The black leather, the trailing tartan hems, the bad-girl black lace tights, the sprinkles of jet beading and jinglejangle of charms on oversized safety pin brooches, the buckle-backed vintage-y vests, and the pinstriped tailoring that looked like you’d taken it and then said, ‘f–k it, I can make this look cool’—the whole she’s-come-undone vibe: That should have been the first clue. For fall, Isabel Marant creative director Kim Bekker’s head was somewhere between Siouxsie Sioux singing “Love in a Void” circa 1979 and Nicole Kidman taking a younger lover in the 2024 movie Babygirl via Grace Jones walking, walking in the rain.
And in that cultural and temporal span you get the perfect image of women empowering themselves to say hell, no, and do whatever they damn well like. A colleague has spent the last few days talking about how this current run of shows in Paris has been about higher female power, and nothing is more Isabel Marant than that. It’s what she built her brand on—oh, as well as those sexy, effortless, knockout clothes.

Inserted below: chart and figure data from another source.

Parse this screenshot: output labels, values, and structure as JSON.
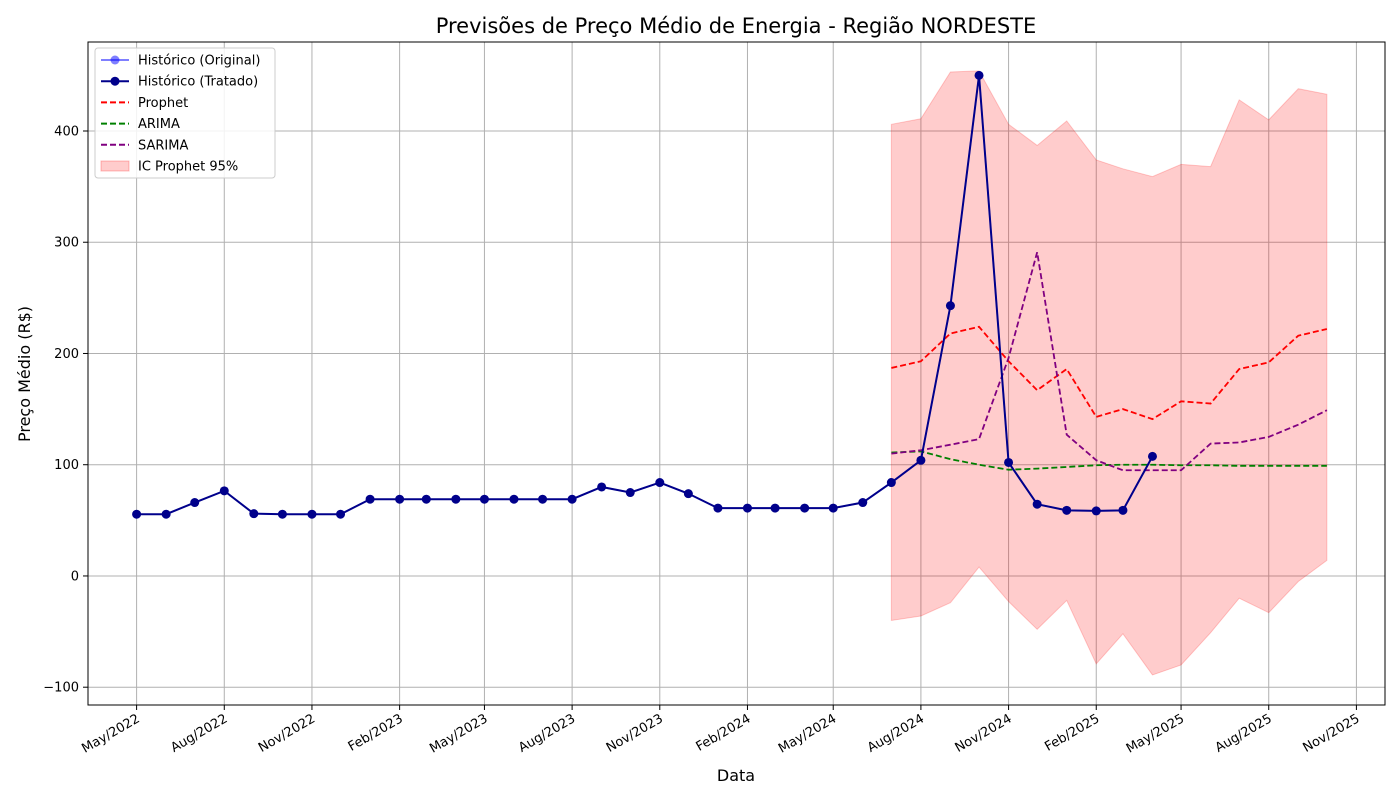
{
  "chart_data": {
    "type": "line",
    "title": "Previsões de Preço Médio de Energia - Região NORDESTE",
    "xlabel": "Data",
    "ylabel": "Preço Médio (R$)",
    "xlim": [
      "2022-03-11",
      "2025-12-01"
    ],
    "ylim": [
      -116,
      480
    ],
    "grid": true,
    "legend_position": "top-left",
    "x_ticks": [
      {
        "date": "2022-05-01",
        "label": "May/2022"
      },
      {
        "date": "2022-08-01",
        "label": "Aug/2022"
      },
      {
        "date": "2022-11-01",
        "label": "Nov/2022"
      },
      {
        "date": "2023-02-01",
        "label": "Feb/2023"
      },
      {
        "date": "2023-05-01",
        "label": "May/2023"
      },
      {
        "date": "2023-08-01",
        "label": "Aug/2023"
      },
      {
        "date": "2023-11-01",
        "label": "Nov/2023"
      },
      {
        "date": "2024-02-01",
        "label": "Feb/2024"
      },
      {
        "date": "2024-05-01",
        "label": "May/2024"
      },
      {
        "date": "2024-08-01",
        "label": "Aug/2024"
      },
      {
        "date": "2024-11-01",
        "label": "Nov/2024"
      },
      {
        "date": "2025-02-01",
        "label": "Feb/2025"
      },
      {
        "date": "2025-05-01",
        "label": "May/2025"
      },
      {
        "date": "2025-08-01",
        "label": "Aug/2025"
      },
      {
        "date": "2025-11-01",
        "label": "Nov/2025"
      }
    ],
    "y_ticks": [
      {
        "value": -100,
        "label": "−100"
      },
      {
        "value": 0,
        "label": "0"
      },
      {
        "value": 100,
        "label": "100"
      },
      {
        "value": 200,
        "label": "200"
      },
      {
        "value": 300,
        "label": "300"
      },
      {
        "value": 400,
        "label": "400"
      }
    ],
    "series": [
      {
        "name": "Histórico (Original)",
        "color": "#0000ff",
        "style": "solid-marker-faded",
        "x": [
          "2022-05-01",
          "2022-06-01",
          "2022-07-01",
          "2022-08-01",
          "2022-09-01",
          "2022-10-01",
          "2022-11-01",
          "2022-12-01",
          "2023-01-01",
          "2023-02-01",
          "2023-03-01",
          "2023-04-01",
          "2023-05-01",
          "2023-06-01",
          "2023-07-01",
          "2023-08-01",
          "2023-09-01",
          "2023-10-01",
          "2023-11-01",
          "2023-12-01",
          "2024-01-01",
          "2024-02-01",
          "2024-03-01",
          "2024-04-01",
          "2024-05-01",
          "2024-06-01",
          "2024-07-01",
          "2024-08-01",
          "2024-09-01",
          "2024-10-01",
          "2024-11-01",
          "2024-12-01",
          "2025-01-01",
          "2025-02-01",
          "2025-03-01",
          "2025-04-01"
        ],
        "y": [
          55.5,
          55.5,
          66,
          76.5,
          56,
          55.5,
          55.5,
          55.5,
          69,
          69,
          69,
          69,
          69,
          69,
          69,
          69,
          80,
          75,
          84,
          74,
          61,
          61,
          61,
          61,
          61,
          66,
          84,
          104,
          243,
          450,
          102,
          64.5,
          59,
          58.5,
          59,
          107.5
        ]
      },
      {
        "name": "Histórico (Tratado)",
        "color": "#00008b",
        "style": "solid-marker",
        "x": [
          "2022-05-01",
          "2022-06-01",
          "2022-07-01",
          "2022-08-01",
          "2022-09-01",
          "2022-10-01",
          "2022-11-01",
          "2022-12-01",
          "2023-01-01",
          "2023-02-01",
          "2023-03-01",
          "2023-04-01",
          "2023-05-01",
          "2023-06-01",
          "2023-07-01",
          "2023-08-01",
          "2023-09-01",
          "2023-10-01",
          "2023-11-01",
          "2023-12-01",
          "2024-01-01",
          "2024-02-01",
          "2024-03-01",
          "2024-04-01",
          "2024-05-01",
          "2024-06-01",
          "2024-07-01",
          "2024-08-01",
          "2024-09-01",
          "2024-10-01",
          "2024-11-01",
          "2024-12-01",
          "2025-01-01",
          "2025-02-01",
          "2025-03-01",
          "2025-04-01"
        ],
        "y": [
          55.5,
          55.5,
          66,
          76.5,
          56,
          55.5,
          55.5,
          55.5,
          69,
          69,
          69,
          69,
          69,
          69,
          69,
          69,
          80,
          75,
          84,
          74,
          61,
          61,
          61,
          61,
          61,
          66,
          84,
          104,
          243,
          450,
          102,
          64.5,
          59,
          58.5,
          59,
          107.5
        ]
      },
      {
        "name": "Prophet",
        "color": "#ff0000",
        "style": "dashed",
        "x": [
          "2024-07-01",
          "2024-08-01",
          "2024-09-01",
          "2024-10-01",
          "2024-11-01",
          "2024-12-01",
          "2025-01-01",
          "2025-02-01",
          "2025-03-01",
          "2025-04-01",
          "2025-05-01",
          "2025-06-01",
          "2025-07-01",
          "2025-08-01",
          "2025-09-01",
          "2025-10-01"
        ],
        "y": [
          187,
          193,
          218,
          224,
          193,
          167,
          186,
          143,
          150,
          141,
          157,
          155,
          186,
          192,
          216,
          222
        ]
      },
      {
        "name": "ARIMA",
        "color": "#008000",
        "style": "dashed",
        "x": [
          "2024-07-01",
          "2024-08-01",
          "2024-09-01",
          "2024-10-01",
          "2024-11-01",
          "2024-12-01",
          "2025-01-01",
          "2025-02-01",
          "2025-03-01",
          "2025-04-01",
          "2025-05-01",
          "2025-06-01",
          "2025-07-01",
          "2025-08-01",
          "2025-09-01",
          "2025-10-01"
        ],
        "y": [
          111,
          112,
          105,
          100,
          95.5,
          96.5,
          98,
          99.5,
          100,
          100,
          99.5,
          99.5,
          99,
          99,
          99,
          99
        ]
      },
      {
        "name": "SARIMA",
        "color": "#800080",
        "style": "dashed",
        "x": [
          "2024-07-01",
          "2024-08-01",
          "2024-09-01",
          "2024-10-01",
          "2024-11-01",
          "2024-12-01",
          "2025-01-01",
          "2025-02-01",
          "2025-03-01",
          "2025-04-01",
          "2025-05-01",
          "2025-06-01",
          "2025-07-01",
          "2025-08-01",
          "2025-09-01",
          "2025-10-01"
        ],
        "y": [
          110,
          113,
          118,
          123,
          196,
          291,
          127,
          104,
          95,
          95,
          95,
          119,
          120,
          125,
          136,
          149
        ]
      }
    ],
    "band": {
      "name": "IC Prophet 95%",
      "color": "#ff0000",
      "opacity": 0.2,
      "x": [
        "2024-07-01",
        "2024-08-01",
        "2024-09-01",
        "2024-10-01",
        "2024-11-01",
        "2024-12-01",
        "2025-01-01",
        "2025-02-01",
        "2025-03-01",
        "2025-04-01",
        "2025-05-01",
        "2025-06-01",
        "2025-07-01",
        "2025-08-01",
        "2025-09-01",
        "2025-10-01"
      ],
      "upper": [
        406,
        411,
        453,
        454,
        406,
        387,
        409,
        374,
        366,
        359,
        370,
        368,
        428,
        410,
        438,
        433
      ],
      "lower": [
        -40,
        -36,
        -24,
        8,
        -23,
        -48,
        -22,
        -79,
        -52,
        -89,
        -80,
        -51,
        -20,
        -33,
        -5,
        14
      ]
    }
  }
}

At a preview a couple of days before the show, something else was effortless, as in effortlessly gracious: The way Marant generously acknowledged that this collection was so much about Bekker’s vision—something underscored by how Marant stepped away to let Bekker take the bow at the show’s close. And as to the clothes themselves, the starting place, said Bekker, was about how she’d been thinking about presenting a strong woman through tailoring: the wide shoulders and the whittled waist, but contrasted with layers so things felt grungily punkish. “We wanted a bit of a clash,” Bekker said. “The fishnets, the floral lace, the plaid, and the different scale of the pinstripes.”
Bekker isn’t the only female designer who has plundered tailoring to make her point this season—the point being celebration of uncompromising feminine strength—but her way was true to Marant: the swaggering coats over a jumble of striped shirting, sequins, sheer lingerie dressing, and vertiginous strapped ankle boots, or the way the jackets could be cinched by adjusting the buttons, and then basically matching the length of them to whatever they were worn over. “Everything,” Bekker said, laughing, perfectly capturing the spirit of Marant in yet another way, “is also super leggy.”